When the U.S. electronic signature law took effect a year ago, supporters anticipated a new burst of e-commerce momentum.
By Jeffrey Kutler
October 2001
Institutional Investor Magazine
The law gave online transactions and documents the same legal validity as those executed on paper, and that should have been a boon to the e-signature technology designed to make those communications secure from interception or tampering.
Those expectations have since gone the way of other Internet-generated excitement. The tepid response has nearly bankrupted one vendor of digital certification technology, Dublin-based Baltimore Technologies. Plano, Texas-based competitor Entrust, its stock price having plummeted from $130 to $4 over the past 19 months, has been scrambling to restructure.
The U.S. financial services industry has indeed been more deliberate with e-signatures than its support of the 2000 legislation suggested. Still, it’s not a total bust.
“How important are e-signatures? It depends on your point of view,” says Virginia Gobats, the resident expert on the subject at Andover, Massachusetts-based consulting firm NewRiver, which advises major banks, brokerages and asset management firms.
Gobats notes, for example, that several million individual investors have granted the legally required “informed consent” to receive prospectuses and other disclosures electronically, typically by e-mail. Those clients had to provide a valid proof of identity, that is, a signature.

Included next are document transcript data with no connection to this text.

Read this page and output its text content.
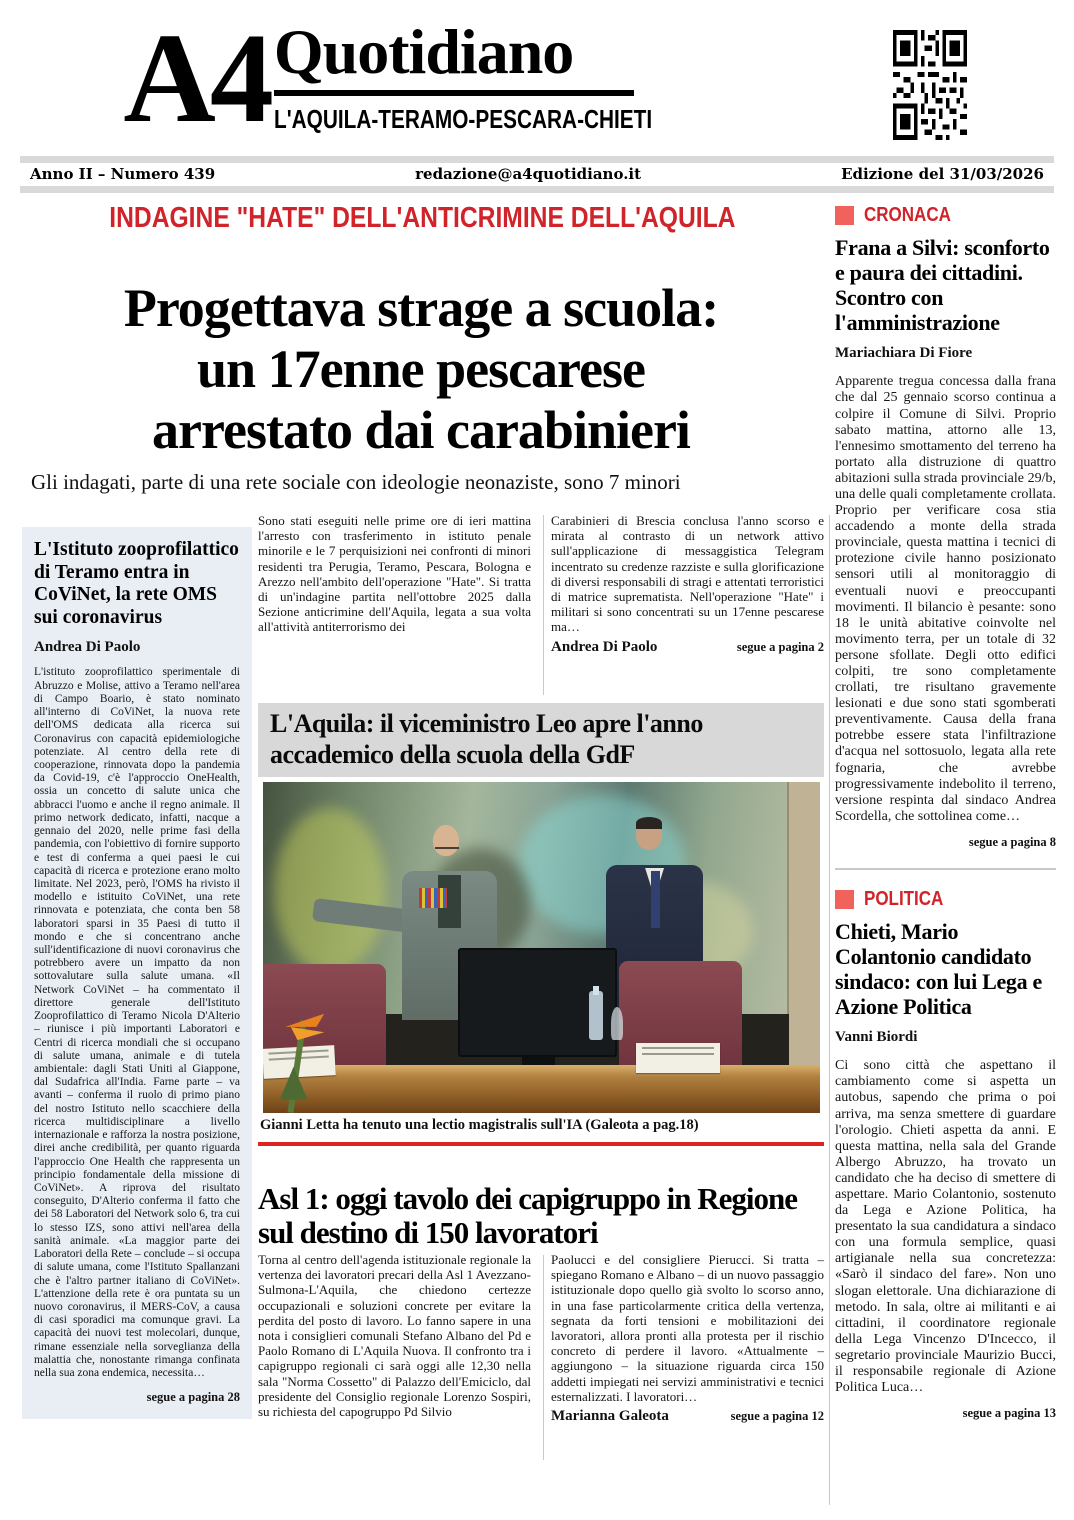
A4 Quotidiano
L'AQUILA-TERAMO-PESCARA-CHIETI
Anno II – Numero 439	redazione@a4quotidiano.it	Edizione del 31/03/2026
INDAGINE "HATE" DELL'ANTICRIMINE DELL'AQUILA
Progettava strage a scuola:
un 17enne pescarese
arrestato dai carabinieri
Gli indagati, parte di una rete sociale con ideologie neonaziste, sono 7 minori
Sono stati eseguiti nelle prime ore di ieri mattina l'arresto con trasferimento in istituto penale minorile e le 7 perquisizioni nei confronti di minori residenti tra Perugia, Teramo, Pescara, Bologna e Arezzo nell'ambito dell'operazione "Hate". Si tratta di un'indagine partita nell'ottobre 2025 dalla Sezione anticrimine dell'Aquila, legata a sua volta all'attività antiterrorismo dei
Carabinieri di Brescia conclusa l'anno scorso e mirata al contrasto di un network attivo sull'applicazione di messaggistica Telegram incentrato su credenze razziste e sulla glorificazione di diversi responsabili di stragi e attentati terroristici di matrice suprematista. Nell'operazione "Hate" i militari si sono concentrati su un 17enne pescarese ma…
Andrea Di Paolo	segue a pagina 2
L'Istituto zooprofilattico di Teramo entra in CoViNet, la rete OMS sui coronavirus
Andrea Di Paolo
L'istituto zooprofilattico sperimentale di Abruzzo e Molise, attivo a Teramo nell'area di Campo Boario, è stato nominato all'interno di CoViNet, la nuova rete dell'OMS dedicata alla ricerca sui Coronavirus con capacità epidemiologiche potenziate. Al centro della rete di cooperazione, rinnovata dopo la pandemia da Covid-19, c'è l'approccio OneHealth, ossia un concetto di salute unica che abbracci l'uomo e anche il regno animale. Il primo network dedicato, infatti, nacque a gennaio del 2020, nelle prime fasi della pandemia, con l'obiettivo di fornire supporto e test di conferma a quei paesi le cui capacità di ricerca e protezione erano molto limitate. Nel 2023, però, l'OMS ha rivisto il modello e istituito CoViNet, una rete rinnovata e potenziata, che conta ben 58 laboratori sparsi in 35 Paesi di tutto il mondo e che si concentrano anche sull'identificazione di nuovi coronavirus che potrebbero avere un impatto da non sottovalutare sulla salute umana. «Il Network CoViNet – ha commentato il direttore generale dell'Istituto Zooprofilattico di Teramo Nicola D'Alterio – riunisce i più importanti Laboratori e Centri di ricerca mondiali che si occupano di salute umana, animale e di tutela ambientale: dagli Stati Uniti al Giappone, dal Sudafrica all'India. Farne parte – va avanti – conferma il ruolo di primo piano del nostro Istituto nello scacchiere della ricerca multidisciplinare a livello internazionale e rafforza la nostra posizione, direi anche credibilità, per quanto riguarda l'approccio One Health che rappresenta un principio fondamentale della missione di CoViNet». A riprova del risultato conseguito, D'Alterio conferma il fatto che dei 58 Laboratori del Network solo 6, tra cui lo stesso IZS, sono attivi nell'area della sanità animale. «La maggior parte dei Laboratori della Rete – conclude – si occupa di salute umana, come l'Istituto Spallanzani che è l'altro partner italiano di CoViNet». L'attenzione della rete è ora puntata su un nuovo coronavirus, il MERS-CoV, a causa di casi sporadici ma comunque gravi. La capacità dei nuovi test molecolari, dunque, rimane essenziale nella sorveglianza della malattia che, nonostante rimanga confinata nella sua zona endemica, necessita…
segue a pagina 28
L'Aquila: il viceministro Leo apre l'anno accademico della scuola della GdF
Gianni Letta ha tenuto una lectio magistralis sull'IA (Galeota a pag.18)
Asl 1: oggi tavolo dei capigruppo in Regione sul destino di 150 lavoratori
Torna al centro dell'agenda istituzionale regionale la vertenza dei lavoratori precari della Asl 1 Avezzano-Sulmona-L'Aquila, che chiedono certezze occupazionali e soluzioni concrete per evitare la perdita del posto di lavoro. Lo fanno sapere in una nota i consiglieri comunali Stefano Albano del Pd e Paolo Romano di L'Aquila Nuova. Il confronto tra i capigruppo regionali ci sarà oggi alle 12,30 nella sala "Norma Cossetto" di Palazzo dell'Emiciclo, dal presidente del Consiglio regionale Lorenzo Sospiri, su richiesta del capogruppo Pd Silvio
Paolucci e del consigliere Pierucci. Si tratta – spiegano Romano e Albano – di un nuovo passaggio istituzionale dopo quello già svolto lo scorso anno, in una fase particolarmente critica della vertenza, segnata da forti tensioni e mobilitazioni dei lavoratori, allora pronti alla protesta per il rischio concreto di perdere il lavoro. «Attualmente – aggiungono – la situazione riguarda circa 150 addetti impiegati nei servizi amministrativi e tecnici esternalizzati. I lavoratori…
Marianna Galeota	segue a pagina 12
CRONACA
Frana a Silvi: sconforto e paura dei cittadini. Scontro con l'amministrazione
Mariachiara Di Fiore
Apparente tregua concessa dalla frana che dal 25 gennaio scorso continua a colpire il Comune di Silvi. Proprio sabato mattina, attorno alle 13, l'ennesimo smottamento del terreno ha portato alla distruzione di quattro abitazioni sulla strada provinciale 29/b, una delle quali completamente crollata. Proprio per verificare cosa stia accadendo a monte della strada provinciale, questa mattina i tecnici di protezione civile hanno posizionato sensori utili al monitoraggio di eventuali nuovi e preoccupanti movimenti. Il bilancio è pesante: sono 18 le unità abitative coinvolte nel movimento terra, per un totale di 32 persone sfollate. Degli otto edifici colpiti, tre sono completamente crollati, tre risultano gravemente lesionati e due sono stati sgomberati preventivamente. Causa della frana potrebbe essere stata l'infiltrazione d'acqua nel sottosuolo, legata alla rete fognaria, che avrebbe progressivamente indebolito il terreno, versione respinta dal sindaco Andrea Scordella, che sottolinea come…
segue a pagina 8
POLITICA
Chieti, Mario Colantonio candidato sindaco: con lui Lega e Azione Politica
Vanni Biordi
Ci sono città che aspettano il cambiamento come si aspetta un autobus, sapendo che prima o poi arriva, ma senza smettere di guardare l'orologio. Chieti aspetta da anni. E questa mattina, nella sala del Grande Albergo Abruzzo, ha trovato un candidato che ha deciso di smettere di aspettare. Mario Colantonio, sostenuto da Lega e Azione Politica, ha presentato la sua candidatura a sindaco con una formula semplice, quasi artigianale nella sua concretezza: «Sarò il sindaco del fare». Non uno slogan elettorale. Una dichiarazione di metodo. In sala, oltre ai militanti e ai cittadini, il coordinatore regionale della Lega Vincenzo D'Incecco, il segretario provinciale Maurizio Bucci, il responsabile regionale di Azione Politica Luca…
segue a pagina 13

Usually, that was no more complicated than providing personal identification numbers and passwords - an elementary approach to security, but within the bounds of the Electronic Signatures in Global and National Commerce Act.
Firms such as American Century Investments, E*Trade Group, Invesco Funds Group and Wells Fargo & Co. have opted for PIN-password simplicity to open accounts, deliver statements and validate other online interactions in compliance with the law. “They have decided that PINs and passwords are enough to know who their customers are,” says Gobats.
That amounts to a setback for higher-grade authentication technologies like those marketed by Baltimore Technologies and Entrust. Known as PKIs, or public key encryption infrastructures, these systems put an added layer of security - a digital code, or certificate, possessed by the client - on top of a memorized password. Because the certificates have to be actively managed, monitored and at times revoked, PKIs have proved too unwieldy for mass-market rollouts. They show more promise for wholesale banking or business-to-business commerce, where more dollars may be at risk - yet even there acceptance is limited.
“If you’re a bank managing peer-to-peer relationships, which are mostly B2B today, you don’t need digital certificates [to validate identities],” says Stijn Bijnens, CEO of Ubizen, a Leuven, Belgium-based provider of data security systems to major banks. “That might change by 2003 or 2004, and we’ll be ready.”
Hopes for widespread PKI use spring eternal; many bankers pin theirs on Identrus, a global, 51-bank consortium focused on B2B. June Felix, CEO of New York-based CertCo, a technology ally of Identrus, sees it as an eventual catalyst for business-to-consumer security as well. “We see some banks taking digital signing into the high-net-worth franchise. The key is to make it simple,” says Felix.
Adds James Smith, senior vice president of consumer Internet services at San Francisco-based Wells Fargo: “Large companies will be more ready for this than the average customer. We’re at early stages, and we still need a lot of customer education and infrastructure in place.”
David Ryan, CEO of Vordel, an Irish data security vendor, perceives growing international demand for e-signatures - initially institutional, which implies PKI. “A balance has to be struck between security and ease of use. And security is definitely a problem,” says Ryan.
In view of the World Trade Center tragedy, nobody’s arguing. But are they buying?